Charlotte and I have made a discovery!

Which just goes to show that you’re never too young or too old to learn.

But to begin at the beginning, because we try to be methodical souls!

My last agent has left the company and taken a job elsewhere – I suspect so she can spend rather more time with her husband and quite right too. She told us just before Christmas and also told us that my books would be in the care of her colleague Dan who would soon be getting in touch with us. So in order to make his life a little easier – perhaps – we have written lists of the books already published and added smaller ones of other things I’ve written over the years, like plays and poetry and short stories. Sorting out the short stories was an eye opener. I thought there would be maybe half a dozen, but Charlotte discovered an entire folder full, most of which I had forgotten. There’s a lot of stuff in a library that’s been accumulating for the last 43 years – I should be so old!

This picture shows only part of it. There’s a lot more on the other side of the room and below them a long desk and four packed cupboards and in amongst the packaging, a file of short stories which we counted. There were fifteen and apart from a couple, I’d forgotten them all.

As literary mothers go, I’m afraid I’m a bad one! But perhaps there are occasional reasons for it.

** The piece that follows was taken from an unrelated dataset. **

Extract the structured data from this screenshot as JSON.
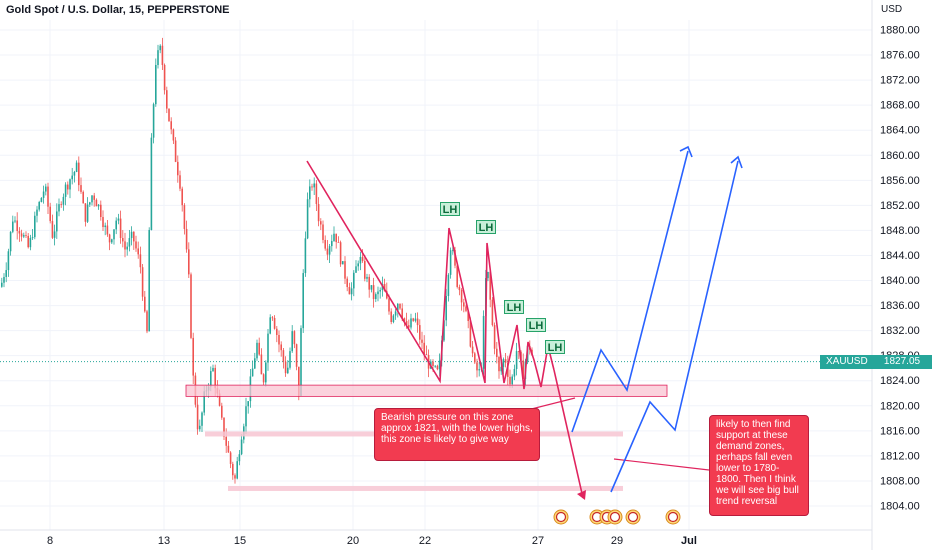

One of the stories was so gruesome I think I had quite deliberately put it out of my mind, because it was about a rocket falling on a house in the East end, while a little boy who lived there was out running an errand for his mother. I think it is possible that it is one of the most violent and truthful accounts of a wartime experience I have ever written and I suspect that I hadn’t so much forgotten it, as put it out of my mind.

War, as anyone will tell you who has lived through one, and lived it in a war zone, is a filthy, ugly, cruel, shattering business.

Now, I’m left with a problem, do I send my short stories to a man who could possibly be my new agent and run the risk of putting him off forever? Or do I play safe and put them under the covers and hide them away.

Horrible though it is to say it, they were written from the life, so I thought it might be useful at this stage to give you just a small, gobbet of it, however violent, to see what you think. So here it is…

‘He ran through the nightmare, weeping as he ran, as the things fell out of the sky, bricks and bits of masonry, bits of furniture, bits of people. ‘Mum! Mum!’ and he saw horrors that were too dreadful for him to comprehend, a horse’s head lying in the gutter with its eyes still open and ragged lumps of red meat sticking out of its neck, a child’s leg, smeared with blood and black grime and still wearing a buckled shoe just like his sister’s, a tram squashed like a concertina with all the people still sitting inside it, bolt upright and covered in dust and dead. ‘Mum! Oh Mum!’


7 thoughts on “Charlotte and I have made a discovery!

  1. Morning Beryl, this little snippet had me wanting to read more to follow the boy but I personally found it rather graphic although I do understand it’s the times it was written about. Happy New Year xx

    Liked by 1 person

  2. I think you should send to him yes! War is horrible — I cannot imagine what is going on in the Ukraine – where I’ve been btw — visited Kiev in high school and loved the young people I met! They knew more about British and American music than I did! We played THEIR LPs and exchanged ideas (and they tried to buy my blue jeans). When Russian invaded a year ago I posted this: Blake dictionary “Satan” is error. . . . Satan is not a person: he is “the State of Death & not a human existence ” (J 49:67). . . .The supreme manifestation of Satan in this world is war. When liberty is generally under attack, “a Vast Hermaphroditic form” takes hideous shape; “at length an awful wonder burst from the Hermaphroditic bosom: Satan he was nam’d . . . a male without a female counterpart . . . yet hiding the shadowy female Vala as in an ark & Curtains . . . being multitudes of tyrant Men in union blasphemous against the Divine image, Congregated of assemblies of wicked men (FZ viii:248-58). War springs from suppressed sex.” S. Foster Damon

    Liked by 1 person

  3. Oh my fellow Beryl , I can’t imagine that anything you wanted to write, would offend anyone?
    Fancy having all those books ! Beryl XX


  4. A man named Ted Robinson lived in Sudley Road, Bognor Regis during the war with his mum, Gran and another sibling. He was sent to the laundry to collect washing and whilst there a bomb demolished his childhood, his home and the occupants of the rented property.
    His father, who drove lorry-loads of munitions from A to B at Portsmouth, had moved the family from Peckham, as he was worried they’d be more liable to ‘cop it’ in the bombing.
    I knew Ted when he lived at Turret House in Felpham. He was a talented artist who had qualified as an architect after the war and regularly took the bus to Chichester to visit Pallant House on the free days.


    • The Sudley road bomb was renowned for being the only bomb in Bognor that actually destroyed a house. There were other bombs just thrown out but they fell in the fields. If it’s any comfort, Peckham was very heavily bombed so his father had exactly the right idea. We were evacuated to Felpham for the same reasons.